I tried it running with 10, 100 and 1000 iterations. The distribution seems pretty solid.
def weighted_choice(weighted_dict):
"""Input example: dict(apples=60, oranges=30, pineapples=10)"""
weight_list = []
for key in weighted_dict.keys():
weight_list += [key] * weighted_dict[key]
return random.choice(weight_list)
I didn't love the syntax of any of those. I really wanted to just specify what the items were and what the weighting of each was. I realize I could have used random.choices but instead I quickly wrote the class below.
import random, string
from numpy import cumsum
class randomChoiceWithProportions:
'''
Accepts a dictionary of choices as keys and weights as values. Example if you want a unfair dice:
choiceWeightDic = {"1":0.16666666666666666, "2": 0.16666666666666666, "3": 0.16666666666666666
, "4": 0.16666666666666666, "5": .06666666666666666, "6": 0.26666666666666666}
dice = randomChoiceWithProportions(choiceWeightDic)
samples = []
for i in range(100000):
samples.append(dice.sample())
# Should be close to .26666
samples.count("6")/len(samples)
# Should be close to .16666
samples.count("1")/len(samples)
'''
def __init__(self, choiceWeightDic):
self.choiceWeightDic = choiceWeightDic
weightSum = sum(self.choiceWeightDic.values())

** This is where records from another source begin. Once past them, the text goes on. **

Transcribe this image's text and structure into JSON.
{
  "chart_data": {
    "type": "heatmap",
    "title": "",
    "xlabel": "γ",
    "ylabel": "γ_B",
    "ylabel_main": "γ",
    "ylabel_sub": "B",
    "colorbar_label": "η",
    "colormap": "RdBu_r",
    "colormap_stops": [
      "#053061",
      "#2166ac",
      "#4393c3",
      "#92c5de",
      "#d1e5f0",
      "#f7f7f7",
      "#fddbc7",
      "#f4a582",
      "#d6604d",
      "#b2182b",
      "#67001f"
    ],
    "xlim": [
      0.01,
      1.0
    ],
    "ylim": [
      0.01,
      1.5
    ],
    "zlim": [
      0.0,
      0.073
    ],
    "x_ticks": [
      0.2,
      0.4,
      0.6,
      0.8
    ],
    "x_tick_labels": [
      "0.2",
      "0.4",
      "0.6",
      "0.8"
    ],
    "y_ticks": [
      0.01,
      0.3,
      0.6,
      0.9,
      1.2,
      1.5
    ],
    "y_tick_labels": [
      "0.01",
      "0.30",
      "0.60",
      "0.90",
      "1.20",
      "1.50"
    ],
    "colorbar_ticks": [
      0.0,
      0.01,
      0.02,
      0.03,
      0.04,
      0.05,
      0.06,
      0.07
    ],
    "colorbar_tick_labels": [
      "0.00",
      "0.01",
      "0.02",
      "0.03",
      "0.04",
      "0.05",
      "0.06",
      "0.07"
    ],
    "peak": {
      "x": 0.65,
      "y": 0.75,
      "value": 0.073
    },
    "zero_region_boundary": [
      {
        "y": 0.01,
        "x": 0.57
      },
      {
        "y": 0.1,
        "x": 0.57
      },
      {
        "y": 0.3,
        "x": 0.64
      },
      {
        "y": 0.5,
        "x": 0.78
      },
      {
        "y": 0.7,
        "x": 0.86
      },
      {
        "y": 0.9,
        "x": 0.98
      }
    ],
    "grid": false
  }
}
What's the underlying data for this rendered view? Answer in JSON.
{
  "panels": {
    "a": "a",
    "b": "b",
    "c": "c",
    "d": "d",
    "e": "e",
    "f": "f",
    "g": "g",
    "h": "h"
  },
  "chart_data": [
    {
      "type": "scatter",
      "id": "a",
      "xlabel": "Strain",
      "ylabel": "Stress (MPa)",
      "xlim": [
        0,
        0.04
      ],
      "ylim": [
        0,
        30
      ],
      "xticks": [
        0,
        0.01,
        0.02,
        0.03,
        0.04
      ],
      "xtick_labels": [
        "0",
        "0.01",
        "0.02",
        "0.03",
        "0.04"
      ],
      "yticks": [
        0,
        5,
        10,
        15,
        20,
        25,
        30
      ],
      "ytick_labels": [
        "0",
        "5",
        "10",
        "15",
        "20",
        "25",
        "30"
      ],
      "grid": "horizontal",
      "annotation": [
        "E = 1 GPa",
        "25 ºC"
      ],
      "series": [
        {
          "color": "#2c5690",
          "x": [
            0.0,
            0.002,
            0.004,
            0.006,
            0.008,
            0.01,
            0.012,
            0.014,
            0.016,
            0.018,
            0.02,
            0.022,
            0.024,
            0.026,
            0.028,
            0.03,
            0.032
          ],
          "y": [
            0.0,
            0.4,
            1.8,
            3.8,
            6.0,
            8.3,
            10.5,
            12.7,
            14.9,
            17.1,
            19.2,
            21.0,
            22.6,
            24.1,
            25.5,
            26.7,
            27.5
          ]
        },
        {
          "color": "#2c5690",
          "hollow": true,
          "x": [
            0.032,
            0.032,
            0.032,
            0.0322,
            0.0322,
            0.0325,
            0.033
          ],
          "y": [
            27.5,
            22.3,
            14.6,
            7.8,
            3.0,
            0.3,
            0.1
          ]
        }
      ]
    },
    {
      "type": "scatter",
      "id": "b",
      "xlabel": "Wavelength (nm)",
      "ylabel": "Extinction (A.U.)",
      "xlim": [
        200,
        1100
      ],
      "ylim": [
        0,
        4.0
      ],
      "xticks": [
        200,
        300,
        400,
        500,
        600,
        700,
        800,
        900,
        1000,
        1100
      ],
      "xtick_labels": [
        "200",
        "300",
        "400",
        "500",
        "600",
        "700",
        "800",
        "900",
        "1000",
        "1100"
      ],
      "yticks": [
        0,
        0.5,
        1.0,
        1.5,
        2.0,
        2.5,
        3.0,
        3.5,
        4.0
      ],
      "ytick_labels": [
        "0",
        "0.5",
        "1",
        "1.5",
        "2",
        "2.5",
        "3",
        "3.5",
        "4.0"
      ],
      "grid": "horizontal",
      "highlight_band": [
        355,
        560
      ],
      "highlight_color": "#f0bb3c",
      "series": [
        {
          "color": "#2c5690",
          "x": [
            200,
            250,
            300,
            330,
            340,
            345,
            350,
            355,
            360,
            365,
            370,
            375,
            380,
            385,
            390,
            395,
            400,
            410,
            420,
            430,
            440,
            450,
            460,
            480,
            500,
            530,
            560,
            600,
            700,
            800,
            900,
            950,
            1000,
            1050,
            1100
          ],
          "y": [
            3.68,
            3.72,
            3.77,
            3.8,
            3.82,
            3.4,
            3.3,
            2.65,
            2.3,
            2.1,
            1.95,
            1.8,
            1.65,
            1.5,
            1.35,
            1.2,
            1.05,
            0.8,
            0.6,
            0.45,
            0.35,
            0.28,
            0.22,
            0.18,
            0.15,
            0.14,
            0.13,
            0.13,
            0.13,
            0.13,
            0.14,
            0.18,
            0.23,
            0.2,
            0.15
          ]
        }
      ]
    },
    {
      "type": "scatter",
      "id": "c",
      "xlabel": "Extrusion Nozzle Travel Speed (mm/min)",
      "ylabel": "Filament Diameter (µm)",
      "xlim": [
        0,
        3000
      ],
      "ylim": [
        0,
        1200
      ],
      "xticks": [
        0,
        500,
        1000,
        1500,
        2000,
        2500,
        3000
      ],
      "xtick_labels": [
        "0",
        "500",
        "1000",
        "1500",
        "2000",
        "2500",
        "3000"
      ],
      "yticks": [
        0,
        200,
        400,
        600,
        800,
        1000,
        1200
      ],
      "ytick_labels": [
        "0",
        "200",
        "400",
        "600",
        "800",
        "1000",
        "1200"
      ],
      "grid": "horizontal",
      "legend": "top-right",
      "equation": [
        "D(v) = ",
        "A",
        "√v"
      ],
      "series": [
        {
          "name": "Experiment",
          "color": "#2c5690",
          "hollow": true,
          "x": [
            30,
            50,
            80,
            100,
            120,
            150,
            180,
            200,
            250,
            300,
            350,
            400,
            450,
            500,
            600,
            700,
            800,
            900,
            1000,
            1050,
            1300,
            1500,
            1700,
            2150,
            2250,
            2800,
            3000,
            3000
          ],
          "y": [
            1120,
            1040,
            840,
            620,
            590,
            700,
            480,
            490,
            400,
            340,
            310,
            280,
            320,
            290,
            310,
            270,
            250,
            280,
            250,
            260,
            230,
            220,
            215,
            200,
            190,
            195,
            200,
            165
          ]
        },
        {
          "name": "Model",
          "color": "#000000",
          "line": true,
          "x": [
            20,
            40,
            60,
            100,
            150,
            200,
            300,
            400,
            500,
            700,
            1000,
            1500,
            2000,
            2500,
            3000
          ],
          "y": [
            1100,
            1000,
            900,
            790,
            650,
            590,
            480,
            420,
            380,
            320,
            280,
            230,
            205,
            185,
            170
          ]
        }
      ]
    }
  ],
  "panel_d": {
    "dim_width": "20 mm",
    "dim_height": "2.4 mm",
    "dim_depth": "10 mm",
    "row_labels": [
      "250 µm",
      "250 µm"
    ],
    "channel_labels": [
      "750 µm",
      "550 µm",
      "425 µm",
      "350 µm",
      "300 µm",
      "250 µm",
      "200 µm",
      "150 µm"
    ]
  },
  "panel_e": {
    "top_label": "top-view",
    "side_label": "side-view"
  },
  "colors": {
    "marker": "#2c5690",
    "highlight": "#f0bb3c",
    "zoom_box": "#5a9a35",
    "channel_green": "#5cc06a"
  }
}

assert weightSum == 1, 'Weights sum to ' + str(weightSum) + ', not 1.'
self.valWeightDict = self._compute_valWeights()
def _compute_valWeights(self):
valWeights = list(cumsum(list(self.choiceWeightDic.values())))
valWeightDict = dict(zip(list(self.choiceWeightDic.keys()), valWeights))
return valWeightDict
def sample(self):
num = random.uniform(0,1)
for key, val in self.valWeightDict.items():
if val >= num:
return key
Provide random.choice() with a pre-weighted list:
Solution & Test:
import random
options = ['a', 'b', 'c', 'd']
weights = [1, 2, 5, 2]
weighted_options = [[opt]*wgt for opt, wgt in zip(options, weights)]
weighted_options = [opt for sublist in weighted_options for opt in sublist]
print(weighted_options)
# test
counts = {c: 0 for c in options}
for x in range(10000):
counts[random.choice(weighted_options)] += 1
for opt, wgt in zip(options, weights):
wgt_r = counts[opt] / 10000 * sum(weights)
print(opt, counts[opt], wgt, wgt_r)
Output:
['a', 'b', 'b', 'c', 'c', 'c', 'c', 'c', 'd', 'd']
a 1025 1 1.025
b 1948 2 1.948
c 5019 5 5.019
d 2008 2 2.008
In case you don't define in advance how many items you want to pick (so, you don't do something like k=10) and you just have probabilities, you can do the below. Note that your probabilities do not need to add up to 1, they can be independent of each other:
soup_items = ['pepper', 'onion', 'tomato', 'celery']
items_probability = [0.2, 0.3, 0.9, 0.1]
selected_items = [item for item,p in zip(soup_items,items_probability) if random.random()<p]
print(selected_items)
>>>['pepper','tomato']
Step-1: Generate CDF F in which you're interesting
Step-2: Generate u.r.v. u
Step-3: Evaluate z=F^{-1}(u)
This modeling is described in course of probability theory or stochastic processes. This is applicable just because you have easy CDF.